Most interestingly, people used humor to define the situation more clearly.

“United! Putting the ‘hospital’ in hospitality!”

New photo of United Airlines asking for volunteers to deplane.

“United Airlines – No Inconvenience Too Large or Too Small!”

“United States contracts with United Airlines to oust Assad.” – from Michael Rivest. Assad, of course, is the Syrian dictator.

Jimmy Kimmel Creates A Brutally Honest New Commercial For United Airlines

“And he wasn’t even wearing leggings!” – a reference to some United passengers, who were related to employees and thus flying for free, recently not allowed to board because of their apparel.

There are more on Twitter.

United Breaks Guitars- Dave Carroll, a goodie from a few years back that was revived

It was also an informative time:

How airlines like United choose who to kick off a flight

The Deeper Scandal of That Brutal United Video: The footage is shocking. So is the law.

The United Story Isn’t About Customer Service. It’s About Class Warfare. “When corporations can openly beat their customers and deny them service, why would they even bother trying to be nice?”

United should have used the Asoh defense.

I found a couple apologists for the airline, suggesting that the overbooking happens all the time to keep prices down, which may be true. And yet it’s no excuse for the treatment the man received.
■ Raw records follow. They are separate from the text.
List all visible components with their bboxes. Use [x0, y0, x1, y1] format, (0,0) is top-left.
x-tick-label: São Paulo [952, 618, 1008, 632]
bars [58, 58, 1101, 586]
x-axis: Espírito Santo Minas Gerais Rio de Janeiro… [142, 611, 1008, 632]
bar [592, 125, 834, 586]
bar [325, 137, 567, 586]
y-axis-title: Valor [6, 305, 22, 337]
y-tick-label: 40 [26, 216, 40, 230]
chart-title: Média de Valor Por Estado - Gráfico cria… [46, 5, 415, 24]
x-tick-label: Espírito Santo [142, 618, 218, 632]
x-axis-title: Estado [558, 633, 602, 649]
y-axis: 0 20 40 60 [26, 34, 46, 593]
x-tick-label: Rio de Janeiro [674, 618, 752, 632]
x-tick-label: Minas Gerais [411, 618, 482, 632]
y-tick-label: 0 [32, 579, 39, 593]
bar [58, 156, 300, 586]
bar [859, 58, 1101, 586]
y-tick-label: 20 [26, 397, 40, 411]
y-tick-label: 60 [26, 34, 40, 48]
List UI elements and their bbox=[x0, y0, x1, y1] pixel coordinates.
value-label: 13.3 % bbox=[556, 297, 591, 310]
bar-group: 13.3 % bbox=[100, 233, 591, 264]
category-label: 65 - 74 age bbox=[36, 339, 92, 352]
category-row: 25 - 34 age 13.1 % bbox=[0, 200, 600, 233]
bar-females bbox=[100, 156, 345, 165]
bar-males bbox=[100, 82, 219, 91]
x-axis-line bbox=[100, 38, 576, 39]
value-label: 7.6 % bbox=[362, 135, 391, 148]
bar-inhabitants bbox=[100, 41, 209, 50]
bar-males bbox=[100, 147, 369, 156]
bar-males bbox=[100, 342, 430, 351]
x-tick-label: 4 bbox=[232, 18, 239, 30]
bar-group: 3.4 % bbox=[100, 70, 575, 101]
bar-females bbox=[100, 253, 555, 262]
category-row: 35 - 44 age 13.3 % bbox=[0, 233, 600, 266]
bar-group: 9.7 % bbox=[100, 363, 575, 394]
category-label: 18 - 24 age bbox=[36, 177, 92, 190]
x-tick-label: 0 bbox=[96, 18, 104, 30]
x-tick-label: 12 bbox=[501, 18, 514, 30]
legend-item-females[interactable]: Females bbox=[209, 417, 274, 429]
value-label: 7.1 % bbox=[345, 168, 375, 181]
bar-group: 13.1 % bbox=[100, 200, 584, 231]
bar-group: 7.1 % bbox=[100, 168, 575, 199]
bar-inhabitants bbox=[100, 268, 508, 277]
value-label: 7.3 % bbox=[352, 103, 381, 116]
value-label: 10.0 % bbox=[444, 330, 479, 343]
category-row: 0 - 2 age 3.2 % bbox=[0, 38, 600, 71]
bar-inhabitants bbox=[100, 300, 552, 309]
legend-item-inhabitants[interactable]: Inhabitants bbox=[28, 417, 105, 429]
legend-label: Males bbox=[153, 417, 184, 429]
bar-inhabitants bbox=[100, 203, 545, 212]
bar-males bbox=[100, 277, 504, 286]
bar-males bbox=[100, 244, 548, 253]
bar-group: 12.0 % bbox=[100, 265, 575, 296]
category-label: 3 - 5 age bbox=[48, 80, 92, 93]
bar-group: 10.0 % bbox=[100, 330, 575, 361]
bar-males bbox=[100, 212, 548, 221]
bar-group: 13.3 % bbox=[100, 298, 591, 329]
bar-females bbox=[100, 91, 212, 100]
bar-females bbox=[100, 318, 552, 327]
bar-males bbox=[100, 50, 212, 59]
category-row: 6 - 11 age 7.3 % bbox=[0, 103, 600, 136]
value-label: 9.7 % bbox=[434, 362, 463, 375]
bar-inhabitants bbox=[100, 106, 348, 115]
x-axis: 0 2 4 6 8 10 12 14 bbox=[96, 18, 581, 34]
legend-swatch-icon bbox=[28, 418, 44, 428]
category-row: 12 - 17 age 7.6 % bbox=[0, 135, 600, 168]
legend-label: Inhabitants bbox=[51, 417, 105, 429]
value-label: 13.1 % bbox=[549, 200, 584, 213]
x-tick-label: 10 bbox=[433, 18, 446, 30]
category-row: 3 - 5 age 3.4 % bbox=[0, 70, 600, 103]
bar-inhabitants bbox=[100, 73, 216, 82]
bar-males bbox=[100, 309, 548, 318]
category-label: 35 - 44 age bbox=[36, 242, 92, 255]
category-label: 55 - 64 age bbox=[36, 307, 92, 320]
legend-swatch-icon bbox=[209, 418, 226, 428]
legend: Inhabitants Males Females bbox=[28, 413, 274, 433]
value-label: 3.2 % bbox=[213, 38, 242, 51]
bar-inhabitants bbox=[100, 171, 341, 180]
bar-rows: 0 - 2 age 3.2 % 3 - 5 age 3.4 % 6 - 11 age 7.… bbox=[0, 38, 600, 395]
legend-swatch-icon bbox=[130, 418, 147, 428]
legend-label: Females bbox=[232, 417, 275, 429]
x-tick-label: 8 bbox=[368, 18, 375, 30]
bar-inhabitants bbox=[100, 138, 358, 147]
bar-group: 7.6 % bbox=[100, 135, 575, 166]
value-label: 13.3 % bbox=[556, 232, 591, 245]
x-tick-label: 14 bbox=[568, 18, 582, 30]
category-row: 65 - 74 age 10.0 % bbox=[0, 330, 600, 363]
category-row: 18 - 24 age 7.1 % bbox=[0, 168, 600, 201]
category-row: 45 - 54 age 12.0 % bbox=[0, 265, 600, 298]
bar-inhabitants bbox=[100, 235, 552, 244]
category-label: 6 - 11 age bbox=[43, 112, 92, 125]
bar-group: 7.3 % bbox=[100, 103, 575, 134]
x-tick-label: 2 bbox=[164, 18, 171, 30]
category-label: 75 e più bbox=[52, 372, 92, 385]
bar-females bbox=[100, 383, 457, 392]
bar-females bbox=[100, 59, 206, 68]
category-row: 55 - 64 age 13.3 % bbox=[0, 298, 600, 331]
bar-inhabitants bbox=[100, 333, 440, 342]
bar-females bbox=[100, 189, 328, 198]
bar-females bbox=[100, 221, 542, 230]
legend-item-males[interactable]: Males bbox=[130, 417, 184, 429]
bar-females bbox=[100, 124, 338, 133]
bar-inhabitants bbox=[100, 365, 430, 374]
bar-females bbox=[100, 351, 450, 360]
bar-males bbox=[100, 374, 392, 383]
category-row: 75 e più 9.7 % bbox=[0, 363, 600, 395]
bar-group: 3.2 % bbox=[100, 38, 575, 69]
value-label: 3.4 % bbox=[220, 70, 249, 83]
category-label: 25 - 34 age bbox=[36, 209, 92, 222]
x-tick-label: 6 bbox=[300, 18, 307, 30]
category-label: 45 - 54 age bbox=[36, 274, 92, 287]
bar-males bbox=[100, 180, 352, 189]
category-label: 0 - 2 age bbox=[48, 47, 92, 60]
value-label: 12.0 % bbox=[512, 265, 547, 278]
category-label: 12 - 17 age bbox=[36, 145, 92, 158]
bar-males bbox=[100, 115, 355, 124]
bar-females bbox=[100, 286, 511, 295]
Nor is the victim’s criminal record an issue.

The other flying problem involved Delta Airlines. There was severe weather in the Atlanta area on Wednesday, April 5. A good friend of my wife, Dee, was trying to fly to upstate New York the following Saturday with her husband and son, but their flight from Atlanta to Albany was first postponed then canceled. They tried a couple more flights – they actually had tickets for one leaving in FIVE MINUTES -but they were thwarted.

I checked the weather for ATL and it was clear, yet I hit on a website that indicated that there were more canceled flights originating from Hartsfield-Jackson than any other airport in the WORLD. The reason, I discovered, was the same as the United situation times dozens; flight crews were not where the planes were taking off, even three days after the bad weather.

Eventually, our friends did fly into Newburgh, just north of New York City. They drove up to Catskill, we drove down to Catskill, and we all had a lovely meal together.

United decided to deplane a customer, by force. Delta, with a larger issue, canceled flights. Airlines are having real difficulty flying in the US this month.